The Spanish anti-tank shells and Russian 122mm rockets seem to also have been manufactured in the mid- and late-1980s. At the time, Iran was at war with Iraq, creating an urgent demand for these sorts of weapons. Their presence points towards what may be a more likely explanation for the array of cargo aboard the MV Francop, namely, that they are post-war surplus weapons from the Iranian arsenal that were determined to be of military utility to Hezbollah, and that Iran decided to either gift or sell them, possibly at a discount. It added a sprinkling of newer mortar bombs and 107mm rockets to this array of aged weapons, and sent the whole 500 ton shipment towards Latakia, Syria.
If this explanation is correct, it leads to a few conclusions. First, Hezbollah will accept what is available or affordable, even if it is decades old.
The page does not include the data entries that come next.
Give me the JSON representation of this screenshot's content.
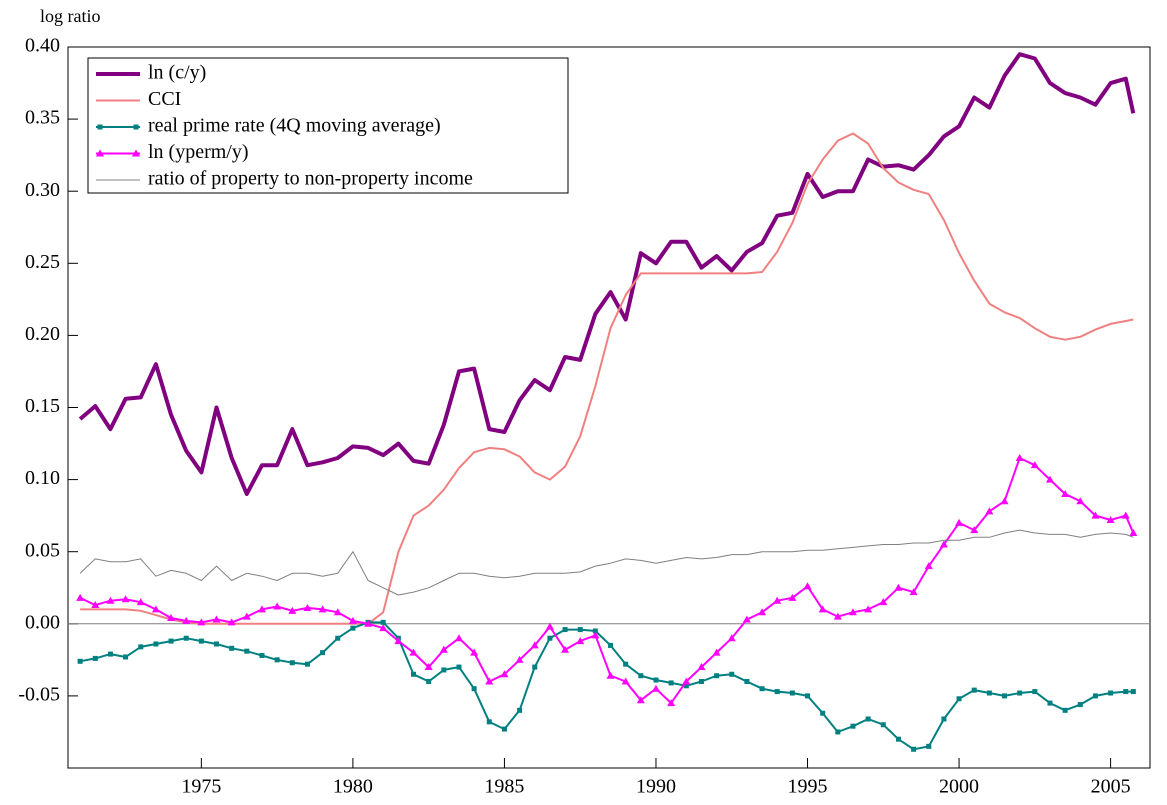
{
  "chart_data": {
    "type": "line",
    "y_label": "log ratio",
    "x": [
      1971,
      1971.5,
      1972,
      1972.5,
      1973,
      1973.5,
      1974,
      1974.5,
      1975,
      1975.5,
      1976,
      1976.5,
      1977,
      1977.5,
      1978,
      1978.5,
      1979,
      1979.5,
      1980,
      1980.5,
      1981,
      1981.5,
      1982,
      1982.5,
      1983,
      1983.5,
      1984,
      1984.5,
      1985,
      1985.5,
      1986,
      1986.5,
      1987,
      1987.5,
      1988,
      1988.5,
      1989,
      1989.5,
      1990,
      1990.5,
      1991,
      1991.5,
      1992,
      1992.5,
      1993,
      1993.5,
      1994,
      1994.5,
      1995,
      1995.5,
      1996,
      1996.5,
      1997,
      1997.5,
      1998,
      1998.5,
      1999,
      1999.5,
      2000,
      2000.5,
      2001,
      2001.5,
      2002,
      2002.5,
      2003,
      2003.5,
      2004,
      2004.5,
      2005,
      2005.5,
      2005.75
    ],
    "series": [
      {
        "name": "ln (c/y)",
        "color": "#800080",
        "width": 4,
        "marker": "none",
        "values": [
          0.142,
          0.151,
          0.135,
          0.156,
          0.157,
          0.18,
          0.145,
          0.12,
          0.105,
          0.15,
          0.115,
          0.09,
          0.11,
          0.11,
          0.135,
          0.11,
          0.112,
          0.115,
          0.123,
          0.122,
          0.117,
          0.125,
          0.113,
          0.111,
          0.138,
          0.175,
          0.177,
          0.135,
          0.133,
          0.155,
          0.169,
          0.162,
          0.185,
          0.183,
          0.215,
          0.23,
          0.211,
          0.257,
          0.25,
          0.265,
          0.265,
          0.247,
          0.255,
          0.245,
          0.258,
          0.264,
          0.283,
          0.285,
          0.312,
          0.296,
          0.3,
          0.3,
          0.322,
          0.317,
          0.318,
          0.315,
          0.325,
          0.338,
          0.345,
          0.365,
          0.358,
          0.38,
          0.395,
          0.392,
          0.375,
          0.368,
          0.365,
          0.36,
          0.375,
          0.378,
          0.354
        ]
      },
      {
        "name": "CCI",
        "color": "#f08080",
        "width": 2,
        "marker": "none",
        "values": [
          0.01,
          0.01,
          0.01,
          0.01,
          0.009,
          0.006,
          0.003,
          0.001,
          0,
          0,
          0,
          0,
          0,
          0,
          0,
          0,
          0,
          0,
          0,
          0,
          0.008,
          0.05,
          0.075,
          0.082,
          0.093,
          0.108,
          0.119,
          0.122,
          0.121,
          0.116,
          0.105,
          0.1,
          0.109,
          0.13,
          0.165,
          0.205,
          0.228,
          0.243,
          0.243,
          0.243,
          0.243,
          0.243,
          0.243,
          0.243,
          0.243,
          0.244,
          0.258,
          0.278,
          0.305,
          0.322,
          0.335,
          0.34,
          0.333,
          0.316,
          0.306,
          0.301,
          0.298,
          0.28,
          0.257,
          0.238,
          0.222,
          0.216,
          0.212,
          0.205,
          0.199,
          0.197,
          0.199,
          0.204,
          0.208,
          0.21,
          0.211
        ]
      },
      {
        "name": "real prime rate (4Q moving average)",
        "color": "#008080",
        "width": 2,
        "marker": "square",
        "values": [
          -0.026,
          -0.024,
          -0.021,
          -0.023,
          -0.016,
          -0.014,
          -0.012,
          -0.01,
          -0.012,
          -0.014,
          -0.017,
          -0.019,
          -0.022,
          -0.025,
          -0.027,
          -0.028,
          -0.02,
          -0.01,
          -0.003,
          0.001,
          0.001,
          -0.01,
          -0.035,
          -0.04,
          -0.032,
          -0.03,
          -0.045,
          -0.068,
          -0.073,
          -0.06,
          -0.03,
          -0.01,
          -0.004,
          -0.004,
          -0.005,
          -0.015,
          -0.028,
          -0.036,
          -0.039,
          -0.041,
          -0.043,
          -0.04,
          -0.036,
          -0.035,
          -0.04,
          -0.045,
          -0.047,
          -0.048,
          -0.05,
          -0.062,
          -0.075,
          -0.071,
          -0.066,
          -0.07,
          -0.08,
          -0.087,
          -0.085,
          -0.066,
          -0.052,
          -0.046,
          -0.048,
          -0.05,
          -0.048,
          -0.047,
          -0.055,
          -0.06,
          -0.056,
          -0.05,
          -0.048,
          -0.047,
          -0.047
        ]
      },
      {
        "name": "ln (yperm/y)",
        "color": "#ff00ff",
        "width": 2,
        "marker": "triangle",
        "values": [
          0.018,
          0.013,
          0.016,
          0.017,
          0.015,
          0.01,
          0.004,
          0.002,
          0.001,
          0.003,
          0.001,
          0.005,
          0.01,
          0.012,
          0.009,
          0.011,
          0.01,
          0.008,
          0.002,
          0,
          -0.003,
          -0.012,
          -0.02,
          -0.03,
          -0.018,
          -0.01,
          -0.02,
          -0.04,
          -0.035,
          -0.025,
          -0.015,
          -0.002,
          -0.018,
          -0.012,
          -0.008,
          -0.036,
          -0.04,
          -0.053,
          -0.045,
          -0.055,
          -0.04,
          -0.03,
          -0.02,
          -0.01,
          0.003,
          0.008,
          0.016,
          0.018,
          0.026,
          0.01,
          0.005,
          0.008,
          0.01,
          0.015,
          0.025,
          0.022,
          0.04,
          0.055,
          0.07,
          0.065,
          0.078,
          0.085,
          0.115,
          0.11,
          0.1,
          0.09,
          0.085,
          0.075,
          0.072,
          0.075,
          0.063
        ]
      },
      {
        "name": "ratio of property to non-property income",
        "color": "#808080",
        "width": 1,
        "marker": "none",
        "values": [
          0.035,
          0.045,
          0.043,
          0.043,
          0.045,
          0.033,
          0.037,
          0.035,
          0.03,
          0.04,
          0.03,
          0.035,
          0.033,
          0.03,
          0.035,
          0.035,
          0.033,
          0.035,
          0.05,
          0.03,
          0.025,
          0.02,
          0.022,
          0.025,
          0.03,
          0.035,
          0.035,
          0.033,
          0.032,
          0.033,
          0.035,
          0.035,
          0.035,
          0.036,
          0.04,
          0.042,
          0.045,
          0.044,
          0.042,
          0.044,
          0.046,
          0.045,
          0.046,
          0.048,
          0.048,
          0.05,
          0.05,
          0.05,
          0.051,
          0.051,
          0.052,
          0.053,
          0.054,
          0.055,
          0.055,
          0.056,
          0.056,
          0.058,
          0.058,
          0.06,
          0.06,
          0.063,
          0.065,
          0.063,
          0.062,
          0.062,
          0.06,
          0.062,
          0.063,
          0.062,
          0.06
        ]
      }
    ],
    "xlim": [
      1970.6,
      2006.3
    ],
    "xticks": [
      1975,
      1980,
      1985,
      1990,
      1995,
      2000,
      2005
    ],
    "ylim": [
      -0.1,
      0.4
    ],
    "yticks": [
      {
        "value": -0.05,
        "label": "-0.05"
      },
      {
        "value": 0,
        "label": "0.00"
      },
      {
        "value": 0.05,
        "label": "0.05"
      },
      {
        "value": 0.1,
        "label": "0.10"
      },
      {
        "value": 0.15,
        "label": "0.15"
      },
      {
        "value": 0.2,
        "label": "0.20"
      },
      {
        "value": 0.25,
        "label": "0.25"
      },
      {
        "value": 0.3,
        "label": "0.30"
      },
      {
        "value": 0.35,
        "label": "0.35"
      },
      {
        "value": 0.4,
        "label": "0.40"
      }
    ],
    "zero_line": true,
    "grid": false,
    "legend": "top-left"
  }
}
In that context, a contemporary arms relationship with North Korea—able to undercut other suppliers in price—makes sense. Secondly, Iran may have a greater role than merely as a logistical link in the chain: it may actively direct procurement for its non-state militant friends in the region. Supporting this notion, the Secretary of Iran’s Expediency Discernment Council was recently quoted on state television as saying that “Palestinian resistance missiles are the blessing of Iran’s transfer of technology.” Finally, Iran may actively endorse the supply of North Korean-made products when Tehran cannot fill a particular order itself. North Korean 122mm rockets and fuses were shipped by or through Iran several times, complementing the Soviet/Russian- and Syrian-produced variants that are likely also in Hamas and Hezbollah arsenals.
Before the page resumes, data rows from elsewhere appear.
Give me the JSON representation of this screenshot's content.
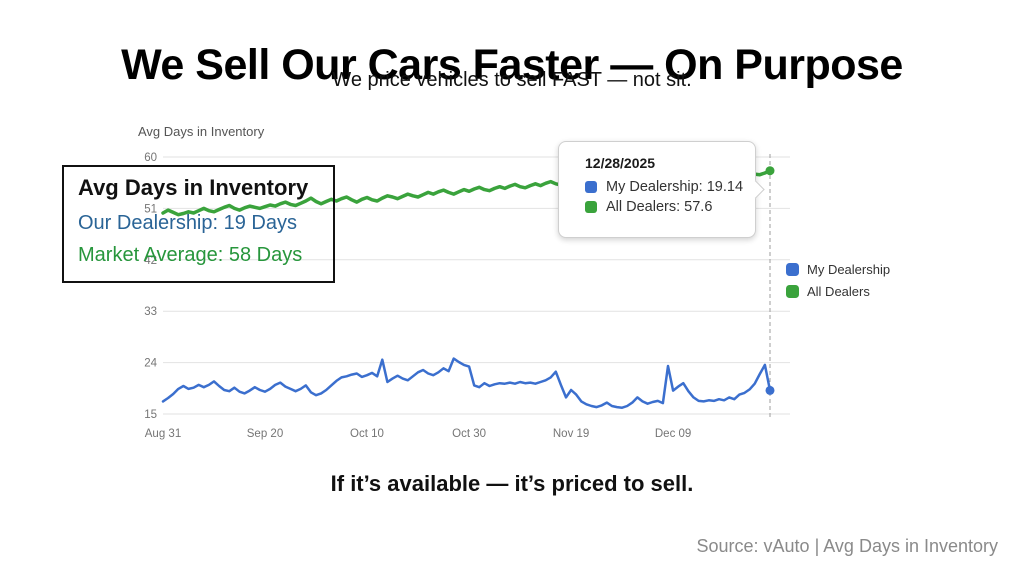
{
  "slide": {
    "title": "We Sell Our Cars Faster — On Purpose",
    "subtitle": "We price vehicles to sell FAST — not sit.",
    "tagline": "If it’s available — it’s priced to sell.",
    "source": "Source: vAuto | Avg Days in Inventory"
  },
  "callout": {
    "title": "Avg Days in Inventory",
    "dealership_line": "Our Dealership: 19 Days",
    "market_line": "Market Average: 58 Days"
  },
  "tooltip": {
    "date": "12/28/2025",
    "rows": [
      {
        "label": "My Dealership",
        "value": "19.14",
        "text": "My Dealership: 19.14",
        "color_key": "blue"
      },
      {
        "label": "All Dealers",
        "value": "57.6",
        "text": "All Dealers: 57.6",
        "color_key": "green"
      }
    ]
  },
  "legend": {
    "items": [
      {
        "label": "My Dealership",
        "color_key": "blue"
      },
      {
        "label": "All Dealers",
        "color_key": "green"
      }
    ]
  },
  "colors": {
    "blue": "#3b6fce",
    "green": "#3aa33c",
    "callout_blue": "#2a6496",
    "callout_green": "#27963c",
    "grid": "#e2e2e2",
    "crosshair": "#9e9e9e",
    "tick": "#757575"
  },
  "chart_data": {
    "type": "line",
    "title": "Avg Days in Inventory",
    "xlabel": "",
    "ylabel": "Avg Days in Inventory",
    "ylim": [
      15,
      60
    ],
    "grid": "horizontal",
    "legend_position": "right",
    "y_ticks": [
      60,
      51,
      42,
      33,
      24,
      15
    ],
    "x_ticks": [
      {
        "day": 0,
        "label": "Aug 31"
      },
      {
        "day": 20,
        "label": "Sep 20"
      },
      {
        "day": 40,
        "label": "Oct 10"
      },
      {
        "day": 60,
        "label": "Oct 30"
      },
      {
        "day": 80,
        "label": "Nov 19"
      },
      {
        "day": 100,
        "label": "Dec 09"
      }
    ],
    "crosshair_day": 119,
    "crosshair_date": "12/28/2025",
    "series": [
      {
        "name": "My Dealership",
        "color": "#3b6fce",
        "width": 2.5,
        "last_value": 19.14,
        "values": [
          17.2,
          17.8,
          18.5,
          19.4,
          19.9,
          19.4,
          19.6,
          20.1,
          19.7,
          20.1,
          20.7,
          19.9,
          19.2,
          19.0,
          19.6,
          18.9,
          18.6,
          19.1,
          19.7,
          19.2,
          18.9,
          19.4,
          20.1,
          20.5,
          19.8,
          19.4,
          19.0,
          19.4,
          20.0,
          18.8,
          18.3,
          18.6,
          19.2,
          20.0,
          20.8,
          21.4,
          21.6,
          21.9,
          22.1,
          21.5,
          21.8,
          22.2,
          21.6,
          24.5,
          20.6,
          21.2,
          21.7,
          21.2,
          20.9,
          21.6,
          22.3,
          22.7,
          22.1,
          21.8,
          22.3,
          23.0,
          22.5,
          24.7,
          24.1,
          23.6,
          23.3,
          20.0,
          19.7,
          20.4,
          19.9,
          20.2,
          20.4,
          20.3,
          20.5,
          20.3,
          20.6,
          20.4,
          20.5,
          20.3,
          20.6,
          20.9,
          21.4,
          22.4,
          20.1,
          17.9,
          19.2,
          18.4,
          17.2,
          16.7,
          16.4,
          16.2,
          16.5,
          17.0,
          16.4,
          16.2,
          16.1,
          16.4,
          17.0,
          17.9,
          17.2,
          16.8,
          17.1,
          17.3,
          16.9,
          23.4,
          19.1,
          19.8,
          20.4,
          19.0,
          17.9,
          17.3,
          17.2,
          17.4,
          17.3,
          17.6,
          17.4,
          17.9,
          17.6,
          18.4,
          18.7,
          19.3,
          20.3,
          22.0,
          23.6,
          19.14
        ]
      },
      {
        "name": "All Dealers",
        "color": "#3aa33c",
        "width": 3.5,
        "last_value": 57.6,
        "values": [
          50.2,
          50.7,
          50.3,
          49.9,
          50.1,
          50.4,
          50.2,
          50.6,
          51.0,
          50.6,
          50.4,
          50.8,
          51.2,
          51.5,
          51.0,
          50.7,
          51.1,
          51.4,
          51.2,
          51.0,
          51.3,
          51.6,
          51.4,
          51.8,
          52.1,
          51.7,
          51.5,
          51.9,
          52.3,
          52.8,
          52.2,
          51.8,
          52.2,
          52.6,
          52.3,
          52.7,
          53.0,
          52.5,
          52.1,
          52.6,
          52.9,
          52.5,
          52.3,
          52.8,
          53.2,
          53.0,
          52.7,
          53.1,
          53.5,
          53.2,
          53.0,
          53.4,
          53.8,
          53.5,
          53.9,
          54.2,
          53.8,
          53.5,
          53.9,
          54.3,
          54.0,
          54.4,
          54.7,
          54.3,
          54.1,
          54.5,
          54.8,
          54.5,
          54.9,
          55.2,
          54.8,
          54.6,
          55.0,
          55.3,
          55.0,
          55.4,
          55.7,
          55.3,
          55.1,
          55.5,
          55.8,
          55.5,
          55.9,
          56.1,
          55.8,
          55.6,
          56.0,
          56.2,
          55.9,
          56.3,
          56.0,
          56.4,
          56.1,
          56.5,
          56.2,
          56.6,
          56.3,
          56.7,
          56.4,
          56.8,
          56.5,
          56.9,
          56.6,
          57.0,
          56.7,
          56.4,
          56.8,
          57.1,
          56.8,
          56.5,
          56.9,
          56.6,
          57.0,
          56.7,
          57.1,
          56.8,
          57.0,
          56.9,
          57.2,
          57.6
        ]
      }
    ]
  }
}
None of these postulations can be proven as fact, but as new details arise and other arms shipments bound for Hamas or Hezbollah are seized, they should be kept in mind. If the Telegraph’s sources prove correct and a restocking campaign with North Korean assistance is underway, we may not have to wait very long for more information.
 Personal conversation with the author, April 2014.